Schiermonnikoog is mainly known to people from the three northern provinces of our country. And that’s a pity. Although beachcomber Thijs de Boer does not necessarily need more tourists on ‘his’ island.
The boat from Lauwersoog takes fifty minutes. And then I am on the car-free and smallest inhabited Wadden Island of our country. I walk and cycle around Schiermonnikoog, have an appointment with Thijs, the beachcomber, sleep in the only guest house (nicer than one of the hotels) and I am amazed by the varied nature on the island. Are you coming?
From monks to seafarers
Schiermonnikoog was inhabited for the first time in the fifteenth century: by monks in gray (near) robes. From 1600 to 1945, the Wadden Island was then privately owned. Then the Dutch state confiscated it from the last owner: the German Count Von Bernstorff. The most stately hotel on the island is still named after him. Since February 2021, the Cistercian monks are back on the island. The former inn Rijsbergen now houses a monastery with a retreat.
“We have a strange dialect here,” says beachcomber Thijs met me during our conversation in his beachcombers museum. “A nautical school was established on Schier for a long time and the captains and helmsmen sailed a lot to the Baltic Sea and Scandinavia. They brought strange words.” Thijs still lives from the sea. Or actually in front of the sea. It’s his passion. “I spend hours on the road with my bike. What I find on the beach… But the wide variety of shells and snails makes it really worth it. They fill my entire museum.”
Schiermonnikoog – the last owner
Schiermonnikoog has 900 residents and 4000 rental bicycles. So you guessed it: I’m not the only one visiting the island these days. It was different when the island was private property. Then the population grew only slowly. In 1700, the owner at the time slowly allowed ‘new construction’, but according to his taste: all the same and along a straight street pattern parallel to the dunes. For the owner families Stachouwer, Banck and Count Von Bernstorff had a good time at their private island.
“Do you know why the houses on Schiermonnikoog have such long straight gardens?” Thijs asks me. “That was useful for drying the fishing nets and the flatfish. The island mainly earned money from the nautical school, but the inhabitants of Schiermonnikoog also lived from fishing and sold it as far as Hamburg.” Today the island belongs to the state, only the houses are privately owned and tourism is the source of income. Many a garden now houses a holiday home that is rented out and the lines at the bakery and supermarket can be very long during some holiday periods.

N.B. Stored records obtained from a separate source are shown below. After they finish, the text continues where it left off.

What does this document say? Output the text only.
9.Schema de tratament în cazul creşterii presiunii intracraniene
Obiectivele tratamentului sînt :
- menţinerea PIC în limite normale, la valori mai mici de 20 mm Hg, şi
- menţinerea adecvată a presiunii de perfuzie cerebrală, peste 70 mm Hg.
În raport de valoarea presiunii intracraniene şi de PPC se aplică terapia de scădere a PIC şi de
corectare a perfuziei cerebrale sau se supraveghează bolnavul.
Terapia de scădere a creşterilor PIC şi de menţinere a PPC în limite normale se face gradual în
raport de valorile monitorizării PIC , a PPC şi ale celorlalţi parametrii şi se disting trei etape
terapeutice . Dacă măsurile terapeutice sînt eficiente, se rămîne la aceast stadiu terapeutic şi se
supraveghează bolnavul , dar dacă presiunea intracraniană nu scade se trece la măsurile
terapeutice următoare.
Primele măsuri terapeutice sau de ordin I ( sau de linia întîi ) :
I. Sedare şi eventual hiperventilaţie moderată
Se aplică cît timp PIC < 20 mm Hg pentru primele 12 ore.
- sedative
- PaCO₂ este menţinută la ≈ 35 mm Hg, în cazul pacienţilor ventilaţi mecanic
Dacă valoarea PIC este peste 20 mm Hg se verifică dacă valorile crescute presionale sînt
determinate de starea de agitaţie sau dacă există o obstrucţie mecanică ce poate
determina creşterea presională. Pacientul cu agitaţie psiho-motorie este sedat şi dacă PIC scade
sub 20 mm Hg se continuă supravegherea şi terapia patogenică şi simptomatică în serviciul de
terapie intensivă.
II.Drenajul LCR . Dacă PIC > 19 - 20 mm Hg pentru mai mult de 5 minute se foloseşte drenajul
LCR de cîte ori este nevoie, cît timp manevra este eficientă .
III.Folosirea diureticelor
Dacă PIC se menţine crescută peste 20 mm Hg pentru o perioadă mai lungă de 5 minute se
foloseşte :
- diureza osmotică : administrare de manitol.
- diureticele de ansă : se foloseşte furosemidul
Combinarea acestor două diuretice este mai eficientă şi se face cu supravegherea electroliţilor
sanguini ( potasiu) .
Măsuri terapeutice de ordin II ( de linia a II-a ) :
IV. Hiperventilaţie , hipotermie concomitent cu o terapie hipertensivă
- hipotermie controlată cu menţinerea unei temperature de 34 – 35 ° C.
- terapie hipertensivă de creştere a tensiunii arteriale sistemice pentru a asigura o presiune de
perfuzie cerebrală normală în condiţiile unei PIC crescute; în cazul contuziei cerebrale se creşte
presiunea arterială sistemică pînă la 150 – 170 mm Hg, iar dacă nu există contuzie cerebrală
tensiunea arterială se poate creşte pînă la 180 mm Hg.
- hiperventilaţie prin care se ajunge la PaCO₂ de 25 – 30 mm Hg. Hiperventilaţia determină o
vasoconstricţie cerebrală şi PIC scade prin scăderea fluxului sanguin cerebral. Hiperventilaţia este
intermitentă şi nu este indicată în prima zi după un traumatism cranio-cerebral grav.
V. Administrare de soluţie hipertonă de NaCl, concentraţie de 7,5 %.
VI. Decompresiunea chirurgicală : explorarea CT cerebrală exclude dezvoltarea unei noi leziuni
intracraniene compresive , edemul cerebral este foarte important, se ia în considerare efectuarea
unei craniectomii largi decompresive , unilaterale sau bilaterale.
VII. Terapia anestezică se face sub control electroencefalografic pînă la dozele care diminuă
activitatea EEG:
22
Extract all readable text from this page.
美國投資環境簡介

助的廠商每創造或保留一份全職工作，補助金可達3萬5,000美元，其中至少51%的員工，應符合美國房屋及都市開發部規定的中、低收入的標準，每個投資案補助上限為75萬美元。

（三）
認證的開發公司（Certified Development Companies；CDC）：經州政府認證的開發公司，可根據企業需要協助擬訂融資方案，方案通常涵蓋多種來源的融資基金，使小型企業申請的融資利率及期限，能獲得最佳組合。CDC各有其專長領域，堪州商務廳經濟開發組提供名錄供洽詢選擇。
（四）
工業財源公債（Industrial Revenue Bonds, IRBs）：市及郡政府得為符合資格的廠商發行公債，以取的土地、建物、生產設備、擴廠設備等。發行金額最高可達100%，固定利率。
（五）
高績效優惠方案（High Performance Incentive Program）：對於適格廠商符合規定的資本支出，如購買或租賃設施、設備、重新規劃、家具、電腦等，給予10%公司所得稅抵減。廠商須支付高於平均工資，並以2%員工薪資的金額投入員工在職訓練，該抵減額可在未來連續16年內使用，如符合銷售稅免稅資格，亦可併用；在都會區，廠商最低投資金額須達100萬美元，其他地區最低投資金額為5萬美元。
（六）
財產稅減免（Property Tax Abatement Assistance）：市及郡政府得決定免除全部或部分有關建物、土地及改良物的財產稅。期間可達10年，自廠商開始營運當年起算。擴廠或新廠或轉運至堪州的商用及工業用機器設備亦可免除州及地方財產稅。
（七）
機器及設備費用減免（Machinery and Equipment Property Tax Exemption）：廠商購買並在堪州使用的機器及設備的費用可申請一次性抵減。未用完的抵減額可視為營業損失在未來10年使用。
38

“If you cycle away from the village, you hardly see anyone anymore,” Thijs says. I jump on the bike and go find out. That’s right. When I cycle towards the National Park on the east side, I hardly see anyone anymore. Via the shell paths I pass the duck decoy and afterwards: orchids and other rare plants, endless birds, singing larks and, well, also neatly tidy other cyclists. What a rest. And especially if I go to the immense Weststrand with its bird paradise Westplas that afternoon. I had not expected that when I cycled out of the village.
“Have you seen all those banners?” Thijs asks. “There were plans for an industrial area and a road for the local contractor, through a piece of rare nature with dozens of orchids. We found it ‘by accident’ and were able to turn it around.” When Thijs then tells me that Schiermonnikoog has a ‘green’ mayor, I understand his anger and especially incomprehension even better.

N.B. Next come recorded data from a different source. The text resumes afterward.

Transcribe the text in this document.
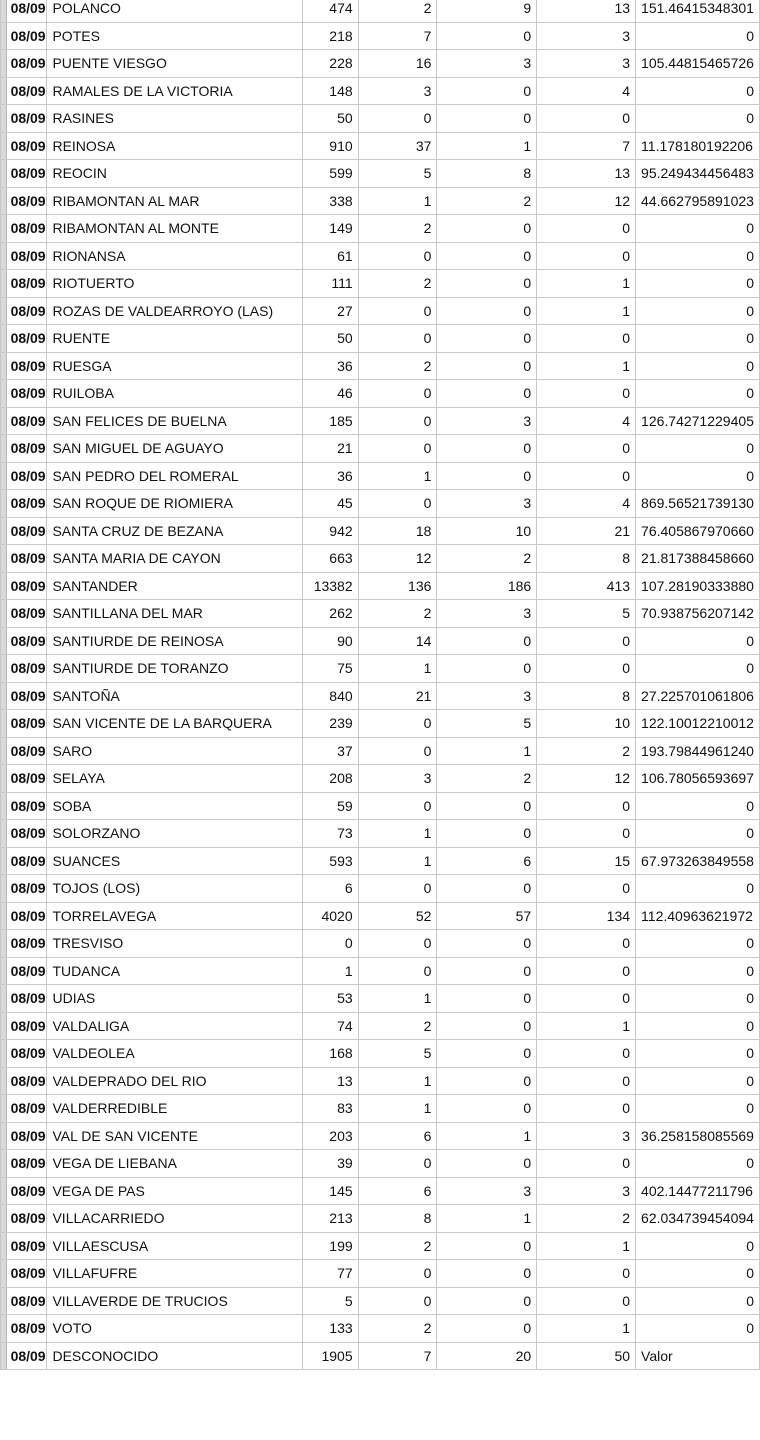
	08/09	POLANCO	474	2	9	13	151.46415348301
	08/09	POTES	218	7	0	3	0
	08/09	PUENTE VIESGO	228	16	3	3	105.44815465726
	08/09	RAMALES DE LA VICTORIA	148	3	0	4	0
	08/09	RASINES	50	0	0	0	0
	08/09	REINOSA	910	37	1	7	11.178180192206
	08/09	REOCIN	599	5	8	13	95.249434456483
	08/09	RIBAMONTAN AL MAR	338	1	2	12	44.662795891023
	08/09	RIBAMONTAN AL MONTE	149	2	0	0	0
	08/09	RIONANSA	61	0	0	0	0
	08/09	RIOTUERTO	111	2	0	1	0
	08/09	ROZAS DE VALDEARROYO (LAS)	27	0	0	1	0
	08/09	RUENTE	50	0	0	0	0
	08/09	RUESGA	36	2	0	1	0
	08/09	RUILOBA	46	0	0	0	0
	08/09	SAN FELICES DE BUELNA	185	0	3	4	126.74271229405
	08/09	SAN MIGUEL DE AGUAYO	21	0	0	0	0
	08/09	SAN PEDRO DEL ROMERAL	36	1	0	0	0
	08/09	SAN ROQUE DE RIOMIERA	45	0	3	4	869.56521739130
	08/09	SANTA CRUZ DE BEZANA	942	18	10	21	76.405867970660
	08/09	SANTA MARIA DE CAYON	663	12	2	8	21.817388458660
	08/09	SANTANDER	13382	136	186	413	107.28190333880
	08/09	SANTILLANA DEL MAR	262	2	3	5	70.938756207142
	08/09	SANTIURDE DE REINOSA	90	14	0	0	0
	08/09	SANTIURDE DE TORANZO	75	1	0	0	0
	08/09	SANTOÑA	840	21	3	8	27.225701061806
	08/09	SAN VICENTE DE LA BARQUERA	239	0	5	10	122.10012210012
	08/09	SARO	37	0	1	2	193.79844961240
	08/09	SELAYA	208	3	2	12	106.78056593697
	08/09	SOBA	59	0	0	0	0
	08/09	SOLORZANO	73	1	0	0	0
	08/09	SUANCES	593	1	6	15	67.973263849558
	08/09	TOJOS (LOS)	6	0	0	0	0
	08/09	TORRELAVEGA	4020	52	57	134	112.40963621972
	08/09	TRESVISO	0	0	0	0	0
	08/09	TUDANCA	1	0	0	0	0
	08/09	UDIAS	53	1	0	0	0
	08/09	VALDALIGA	74	2	0	1	0
	08/09	VALDEOLEA	168	5	0	0	0
	08/09	VALDEPRADO DEL RIO	13	1	0	0	0
	08/09	VALDERREDIBLE	83	1	0	0	0
	08/09	VAL DE SAN VICENTE	203	6	1	3	36.258158085569
	08/09	VEGA DE LIEBANA	39	0	0	0	0
	08/09	VEGA DE PAS	145	6	3	3	402.14477211796
	08/09	VILLACARRIEDO	213	8	1	2	62.034739454094
	08/09	VILLAESCUSA	199	2	0	1	0
	08/09	VILLAFUFRE	77	0	0	0	0
	08/09	VILLAVERDE DE TRUCIOS	5	0	0	0	0
	08/09	VOTO	133	2	0	1	0
	08/09	DESCONOCIDO	1905	7	20	50	Valor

Schiermonnikoog – island of ttraditions
Humans are creatures of habit. If you come to Schiermonnikoog as a child for a holiday, you will also go as an adult. And so each Wadden Island has its own audience. For Schiermonnikoog this means: tourists from the three northern provinces and hardly any German guests. Civilized young people, ditto elderly and therefore a wonderfully quiet terrace atmosphere. My monastery beer in the sun at Hotel Bernstorff couldn’t taste better that afternoon.

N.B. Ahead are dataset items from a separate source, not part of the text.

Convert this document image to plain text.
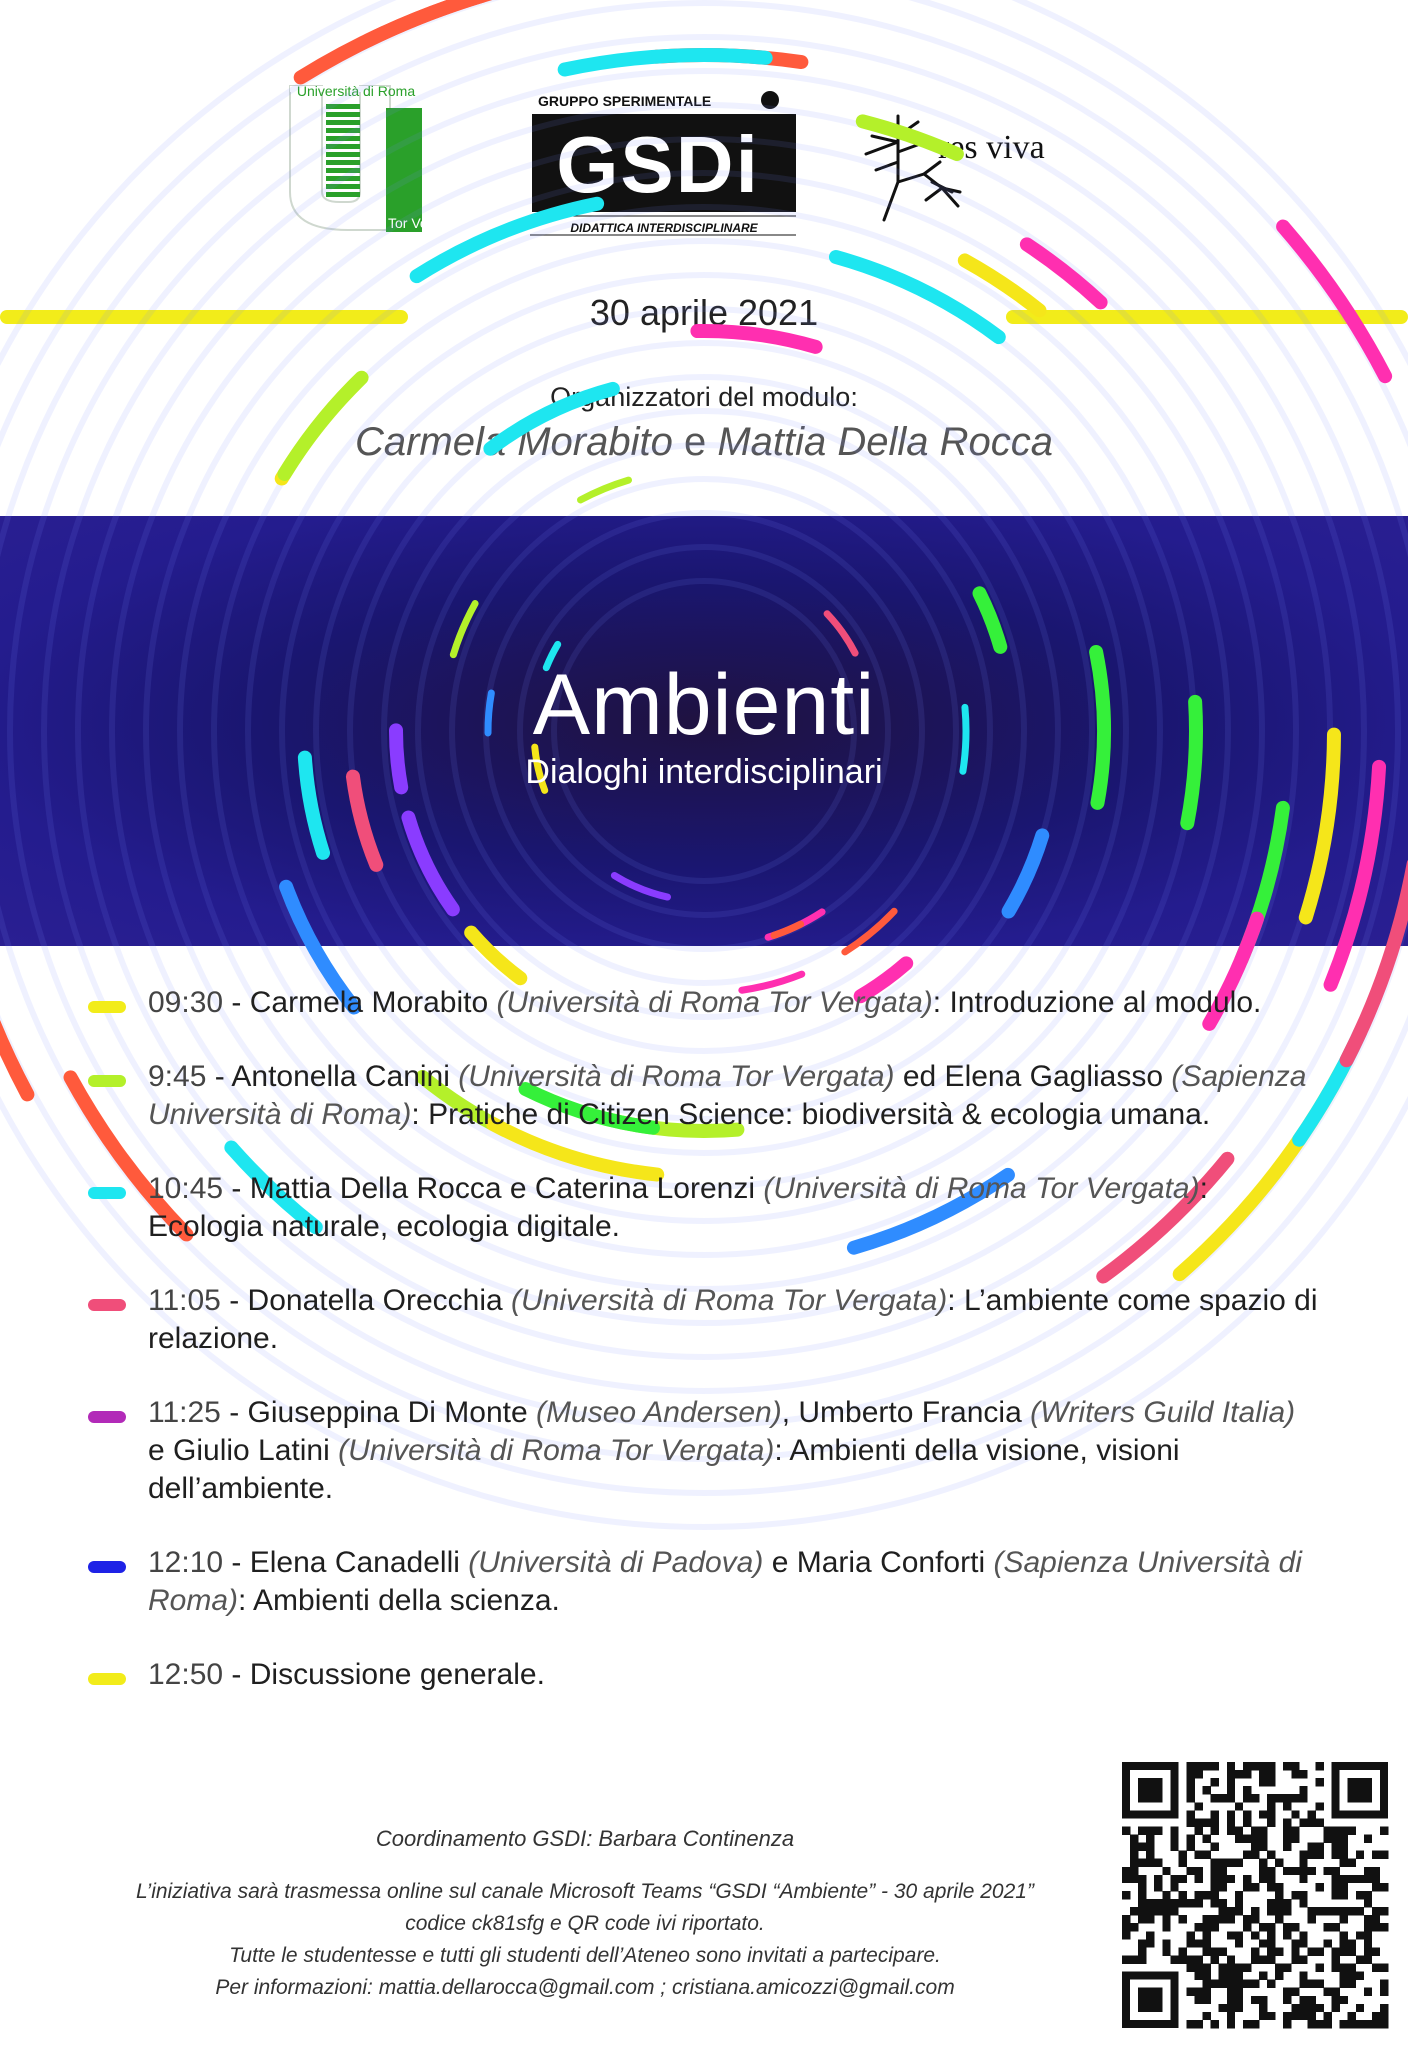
Università di Roma
Tor Vergata
GRUPPO SPERIMENTALE
GSDi
DIDATTICA INTERDISCIPLINARE
res viva
30 aprile 2021
Organizzatori del modulo:
Carmela Morabito e Mattia Della Rocca
Ambienti
Dialoghi interdisciplinari
09:30 - Carmela Morabito (Università di Roma Tor Vergata): Introduzione al modulo.
9:45 - Antonella Canini (Università di Roma Tor Vergata) ed Elena Gagliasso (Sapienza Università di Roma): Pratiche di Citizen Science: biodiversità & ecologia umana.
10:45 - Mattia Della Rocca e Caterina Lorenzi (Università di Roma Tor Vergata): Ecologia naturale, ecologia digitale.
11:05 - Donatella Orecchia (Università di Roma Tor Vergata): L’ambiente come spazio di relazione.
11:25 - Giuseppina Di Monte (Museo Andersen), Umberto Francia (Writers Guild Italia) e Giulio Latini (Università di Roma Tor Vergata): Ambienti della visione, visioni dell’ambiente.
12:10 - Elena Canadelli (Università di Padova) e Maria Conforti (Sapienza Università di Roma): Ambienti della scienza.
12:50 - Discussione generale.
Coordinamento GSDI: Barbara Continenza
L’iniziativa sarà trasmessa online sul canale Microsoft Teams “GSDI “Ambiente” - 30 aprile 2021”
codice ck81sfg e QR code ivi riportato.
Tutte le studentesse e tutti gli studenti dell’Ateneo sono invitati a partecipare.
Per informazioni: mattia.dellarocca@gmail.com ; cristiana.amicozzi@gmail.com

Humans are stubborn creatures of habit. On Schiermonnikoog you are a member of a billiards club from father to son. There are no fewer than nine. And so Schier also has its own typical Sinterklaas party (like every Wadden Island by the way) and – just to name a few – three Whitsun instead of two. Many residents stay on the island – or return after a while. Like my pension owner, who came back to Schier after working for years in Africa with his French-speaking wife. I myself am on Schiermonnikoog for the first time. But every tradition begins with a first time. This time!